For the event, the Mental Disability Advocacy Center (MDAC) produced a briefing paper entitled, “Disability rights in rhetoric and reality: bringing the Hungarian EU Presidency home”. MDAC staff as well as Stefánia Kapronczay from the Hungarian Civil Liberties Union and social policy academic Zsolt Bugarszki, laid out concerns about the human rights of people with disabilities in Hungary.
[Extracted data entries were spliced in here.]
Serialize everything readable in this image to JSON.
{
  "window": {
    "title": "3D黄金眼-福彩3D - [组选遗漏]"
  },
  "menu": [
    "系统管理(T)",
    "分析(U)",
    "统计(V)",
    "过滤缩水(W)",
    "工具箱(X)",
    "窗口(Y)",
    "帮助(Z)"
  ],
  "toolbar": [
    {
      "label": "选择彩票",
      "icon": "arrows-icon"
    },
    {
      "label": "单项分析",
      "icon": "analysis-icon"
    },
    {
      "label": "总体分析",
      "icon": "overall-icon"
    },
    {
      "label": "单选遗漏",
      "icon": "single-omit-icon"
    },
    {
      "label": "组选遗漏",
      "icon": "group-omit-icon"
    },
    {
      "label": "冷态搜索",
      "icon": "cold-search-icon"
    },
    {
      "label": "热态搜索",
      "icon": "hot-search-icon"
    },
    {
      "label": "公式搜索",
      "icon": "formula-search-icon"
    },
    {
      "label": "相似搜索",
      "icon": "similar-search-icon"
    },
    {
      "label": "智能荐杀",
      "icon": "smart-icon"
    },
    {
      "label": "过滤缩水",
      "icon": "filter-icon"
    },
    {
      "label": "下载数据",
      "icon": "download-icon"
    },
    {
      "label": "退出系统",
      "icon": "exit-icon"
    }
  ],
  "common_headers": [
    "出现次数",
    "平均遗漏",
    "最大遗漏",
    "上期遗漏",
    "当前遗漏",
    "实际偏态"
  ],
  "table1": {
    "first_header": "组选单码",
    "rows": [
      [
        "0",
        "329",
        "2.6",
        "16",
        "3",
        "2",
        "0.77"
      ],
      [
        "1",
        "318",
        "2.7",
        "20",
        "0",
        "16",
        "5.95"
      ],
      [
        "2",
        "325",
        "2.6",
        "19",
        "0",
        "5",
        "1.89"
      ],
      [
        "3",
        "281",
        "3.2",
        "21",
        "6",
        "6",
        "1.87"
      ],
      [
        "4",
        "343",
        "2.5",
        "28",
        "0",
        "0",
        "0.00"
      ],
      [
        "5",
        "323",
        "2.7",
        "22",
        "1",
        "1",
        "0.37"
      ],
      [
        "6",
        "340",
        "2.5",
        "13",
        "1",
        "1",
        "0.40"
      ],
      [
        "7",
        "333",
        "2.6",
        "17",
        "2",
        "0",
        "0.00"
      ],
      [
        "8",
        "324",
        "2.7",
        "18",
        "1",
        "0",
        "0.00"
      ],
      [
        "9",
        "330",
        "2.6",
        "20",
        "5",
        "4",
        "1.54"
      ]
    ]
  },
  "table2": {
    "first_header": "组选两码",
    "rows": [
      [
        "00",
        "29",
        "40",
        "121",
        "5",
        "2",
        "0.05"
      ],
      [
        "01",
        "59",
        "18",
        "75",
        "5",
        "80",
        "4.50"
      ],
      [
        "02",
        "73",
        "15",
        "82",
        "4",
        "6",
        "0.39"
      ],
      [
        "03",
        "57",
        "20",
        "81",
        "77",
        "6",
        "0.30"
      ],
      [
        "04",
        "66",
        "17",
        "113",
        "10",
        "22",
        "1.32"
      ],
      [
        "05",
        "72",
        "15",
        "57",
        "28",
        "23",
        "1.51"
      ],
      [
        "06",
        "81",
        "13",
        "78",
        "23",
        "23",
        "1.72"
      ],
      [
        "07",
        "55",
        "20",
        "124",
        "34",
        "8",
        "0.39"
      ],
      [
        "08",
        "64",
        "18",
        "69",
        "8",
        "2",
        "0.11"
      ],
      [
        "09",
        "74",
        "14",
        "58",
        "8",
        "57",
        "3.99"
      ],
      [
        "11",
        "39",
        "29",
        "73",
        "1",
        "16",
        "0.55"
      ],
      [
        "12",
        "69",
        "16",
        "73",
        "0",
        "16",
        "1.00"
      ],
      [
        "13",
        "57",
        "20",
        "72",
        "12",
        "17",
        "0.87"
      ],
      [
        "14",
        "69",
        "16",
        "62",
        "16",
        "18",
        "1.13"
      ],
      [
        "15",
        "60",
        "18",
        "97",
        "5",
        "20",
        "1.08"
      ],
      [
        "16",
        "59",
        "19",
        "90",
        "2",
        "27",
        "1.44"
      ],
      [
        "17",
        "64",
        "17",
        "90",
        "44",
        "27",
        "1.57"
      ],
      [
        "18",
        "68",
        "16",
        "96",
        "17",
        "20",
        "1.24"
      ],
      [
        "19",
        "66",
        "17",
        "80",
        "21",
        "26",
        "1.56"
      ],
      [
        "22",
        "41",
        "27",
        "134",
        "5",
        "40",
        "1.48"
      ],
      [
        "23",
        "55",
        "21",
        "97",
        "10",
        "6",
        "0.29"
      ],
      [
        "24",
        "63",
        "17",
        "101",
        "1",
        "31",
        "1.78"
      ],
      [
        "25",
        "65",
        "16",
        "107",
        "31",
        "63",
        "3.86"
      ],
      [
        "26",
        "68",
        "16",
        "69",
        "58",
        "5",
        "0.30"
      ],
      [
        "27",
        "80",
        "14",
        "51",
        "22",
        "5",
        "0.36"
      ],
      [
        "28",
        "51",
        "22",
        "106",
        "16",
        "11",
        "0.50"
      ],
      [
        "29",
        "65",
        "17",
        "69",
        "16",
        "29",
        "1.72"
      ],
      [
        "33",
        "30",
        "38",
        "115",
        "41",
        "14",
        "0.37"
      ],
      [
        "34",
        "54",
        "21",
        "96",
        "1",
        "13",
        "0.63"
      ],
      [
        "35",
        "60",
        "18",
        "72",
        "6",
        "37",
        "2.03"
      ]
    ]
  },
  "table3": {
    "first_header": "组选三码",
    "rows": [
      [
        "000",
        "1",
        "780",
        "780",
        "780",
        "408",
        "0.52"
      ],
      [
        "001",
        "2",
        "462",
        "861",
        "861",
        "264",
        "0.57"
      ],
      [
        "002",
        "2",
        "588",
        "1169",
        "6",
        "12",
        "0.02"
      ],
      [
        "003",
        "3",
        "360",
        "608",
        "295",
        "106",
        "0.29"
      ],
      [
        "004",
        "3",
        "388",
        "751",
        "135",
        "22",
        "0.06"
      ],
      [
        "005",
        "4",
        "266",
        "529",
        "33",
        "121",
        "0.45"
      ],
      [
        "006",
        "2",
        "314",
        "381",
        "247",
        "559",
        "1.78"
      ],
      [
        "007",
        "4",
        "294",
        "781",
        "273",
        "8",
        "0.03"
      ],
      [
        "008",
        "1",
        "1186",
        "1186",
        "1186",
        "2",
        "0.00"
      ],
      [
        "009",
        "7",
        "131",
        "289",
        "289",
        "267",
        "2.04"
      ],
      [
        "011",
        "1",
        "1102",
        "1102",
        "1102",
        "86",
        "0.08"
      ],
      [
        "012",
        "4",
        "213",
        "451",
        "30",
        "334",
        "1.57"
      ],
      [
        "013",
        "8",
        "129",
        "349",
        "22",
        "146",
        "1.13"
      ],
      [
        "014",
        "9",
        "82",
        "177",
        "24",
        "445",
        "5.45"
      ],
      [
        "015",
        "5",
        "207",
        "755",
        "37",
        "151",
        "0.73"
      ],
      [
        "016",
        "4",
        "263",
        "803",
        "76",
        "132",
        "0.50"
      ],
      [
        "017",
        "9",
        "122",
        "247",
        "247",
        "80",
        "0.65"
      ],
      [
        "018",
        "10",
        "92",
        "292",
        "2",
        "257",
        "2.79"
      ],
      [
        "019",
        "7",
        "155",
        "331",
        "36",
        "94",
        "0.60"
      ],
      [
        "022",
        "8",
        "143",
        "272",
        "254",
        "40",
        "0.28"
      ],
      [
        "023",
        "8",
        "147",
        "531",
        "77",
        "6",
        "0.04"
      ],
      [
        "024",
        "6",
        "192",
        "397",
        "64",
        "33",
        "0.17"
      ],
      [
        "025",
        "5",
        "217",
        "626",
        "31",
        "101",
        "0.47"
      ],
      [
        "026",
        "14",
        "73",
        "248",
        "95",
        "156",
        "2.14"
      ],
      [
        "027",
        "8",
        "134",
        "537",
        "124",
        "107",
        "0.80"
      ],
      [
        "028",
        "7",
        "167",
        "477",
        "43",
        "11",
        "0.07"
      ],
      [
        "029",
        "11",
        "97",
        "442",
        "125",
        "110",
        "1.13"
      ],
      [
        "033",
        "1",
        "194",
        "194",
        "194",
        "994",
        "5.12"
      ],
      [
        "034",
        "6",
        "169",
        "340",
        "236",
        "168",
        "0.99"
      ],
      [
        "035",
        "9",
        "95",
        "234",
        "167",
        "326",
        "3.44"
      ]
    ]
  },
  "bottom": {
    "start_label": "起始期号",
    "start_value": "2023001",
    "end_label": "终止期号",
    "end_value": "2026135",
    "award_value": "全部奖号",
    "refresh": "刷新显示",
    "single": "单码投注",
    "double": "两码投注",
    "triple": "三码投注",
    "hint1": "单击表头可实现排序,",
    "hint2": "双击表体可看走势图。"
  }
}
These include the disability discrimination in the new Hungarian Constitution (see MDAC’s statement on the Constitution); the lack of coordination and monitoring of disability law and policy; the lack of participation of civil society in policy-making; the exclusion of people with psycho-social (mental health) disabilities from disability law; the fact that there are 67,000 Hungarian adults with disabilities stripped of their legal capacity; the social exclusion of more than 24,000 people with disabilities forced to live in long-term institutions; and the fact that these institutions are not monitored by an independent inspectorate.
Critical to its understanding of the universality of human rights, MDAC extended an invitation to the Hungarian lesbian, gay, bisexual and transgender community. Tamás Dombos from the Hungarian LGBT organisation Háttér explained how the new Hungarian Constitution cites the EU Charter of Fundamental Rights, but neither age nor sexual orientation is listed as prohibited grounds of discrimination, as they are in the EU Charter. In removing these grounds, the Hungarian government has chosen some rights at the expense of others, a move which ignores the intersectionality of discrimination.
Around thirty participants attended the side event, including governmental representatives from two EU Member States, from the Embassy of the United States, and from the EU Agency for Fundamental Rights. No representatives of the Hungarian government attended. MDAC will make a summary of the “constructive dialogue” and send it to the relevant authorities.